Caravaggio, 400 anos: balanço e perspetiva

2010 ficou marcado pela celebração do centenário da morte de um dos artistas que mais marcou a arte europeia. Depois da sua virtual redescoberta, nos anos de 1950, através da grande exposição organizada por Roberto Longhi em Milão, pode dizer-se que Caravaggio tem vindo a crescer em celebridade. A sua vida aventurosa acresce ao fascínio da sua arte. Envolta em mistérios, prestou-se a filmes de sucesso e a livros diversos, onde realidade e especulação se misturam. Talvez nenhuma outra figura artística do passado se tenha transformado tão decididamente num objeto de culto, transcendendo os limites do mundo erudito da arte barroca, para se firmar no turbilhão da cultura de massas, como, antes de si, os seus contemporâneos literários Shakespeare e Cervantes.

Em 1999, uma grande especialista da pintura seiscentista, Helen Langdon dedicou-lhe uma biografia, que se transformou num clássico. No ano anterior, Peter Robb publicou sobre o artista um romance fascinante, solidamente pesquisado e recheado de hipóteses explicativas sedutoras sobre a génese de algumas obras e os enigmas da sua vida. Mistura de erudição e livro de aventuras, rapidamente se transformou num “best-seller”.

Em 2003, um famoso romancista, hoje membro da Academia Francesa, Dominique Fernandez, deu à estampa uma “psicobiografia”do pintor, onde propõe uma inteligente leitura do significado profundo dos principais temas caravaggescos.

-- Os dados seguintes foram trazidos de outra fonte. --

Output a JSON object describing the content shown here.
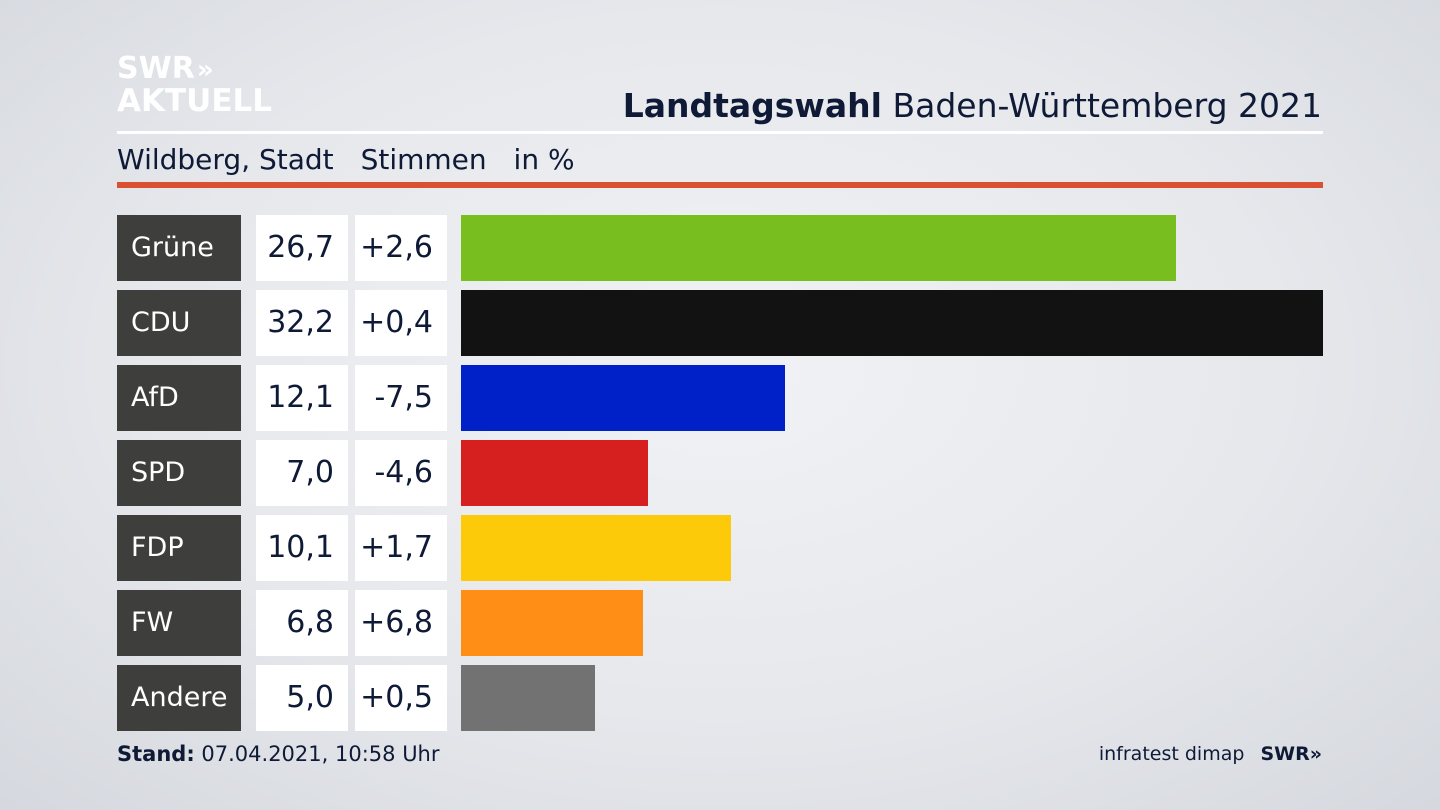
{
  "logo": {
    "line1": "SWR",
    "arrows": "»",
    "line2": "AKTUELL"
  },
  "header": {
    "title_bold": "Landtagswahl",
    "title_rest": "Baden-Württemberg 2021"
  },
  "subtitle": {
    "place": "Wildberg, Stadt",
    "metric": "Stimmen",
    "unit": "in %"
  },
  "colors": {
    "accent_rule": "#d95033",
    "label_bg": "#3e3e3c"
  },
  "chart_data": {
    "type": "bar",
    "orientation": "horizontal",
    "categories": [
      "Grüne",
      "CDU",
      "AfD",
      "SPD",
      "FDP",
      "FW",
      "Andere"
    ],
    "values": [
      26.7,
      32.2,
      12.1,
      7.0,
      10.1,
      6.8,
      5.0
    ],
    "value_labels": [
      "26,7",
      "32,2",
      "12,1",
      "7,0",
      "10,1",
      "6,8",
      "5,0"
    ],
    "change_labels": [
      "+2,6",
      "+0,4",
      "-7,5",
      "-4,6",
      "+1,7",
      "+6,8",
      "+0,5"
    ],
    "changes": [
      2.6,
      0.4,
      -7.5,
      -4.6,
      1.7,
      6.8,
      0.5
    ],
    "colors": [
      "#78be1e",
      "#121212",
      "#0020c8",
      "#d62020",
      "#fdca09",
      "#fe8e15",
      "#727272"
    ],
    "xlim": [
      0,
      32.2
    ],
    "grid": false
  },
  "footer": {
    "stand_label": "Stand:",
    "stand_value": "07.04.2021, 10:58 Uhr",
    "source": "infratest dimap",
    "brand": "SWR»"
  }
}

Também a historiografia tem vindo a dar resposta a algumas das questões ainda pendentes sobre uma vida cheia de peripécias, vislumbradas a partir de relatórios de polícia e atas de tribunais. Um académico maltês, Keith Sciberras, deslindou finalmente o motivo da queda em desgraça do artista, logo após o seu maior momento de triunfo: a admissão na prestigiosa Ordem de São João de Jerusalém (vulgarmente conhecida por Ordem de Malta). Uma altercação física envolvendo um superior hierárquico ("cavaliere nobilíssimo")levou ao seu encarceramento (e posterior fuga) num dos fortes da ilha de Malta. Numa sociedade rigidamente estratificada e de “ethos”aristocrático, o feitio impetuoso de um pintor plebeu, por muito cavaleiro de graça magistral que fosse, não podia ser tolerado. Resta ainda por confirmar a muito provável intervenção do próprio grão-mestre Alof de Wignacourt, no sentido de facilitar a fuga do artista que o retratara e que se viu forçado a mandar prender e irradiar.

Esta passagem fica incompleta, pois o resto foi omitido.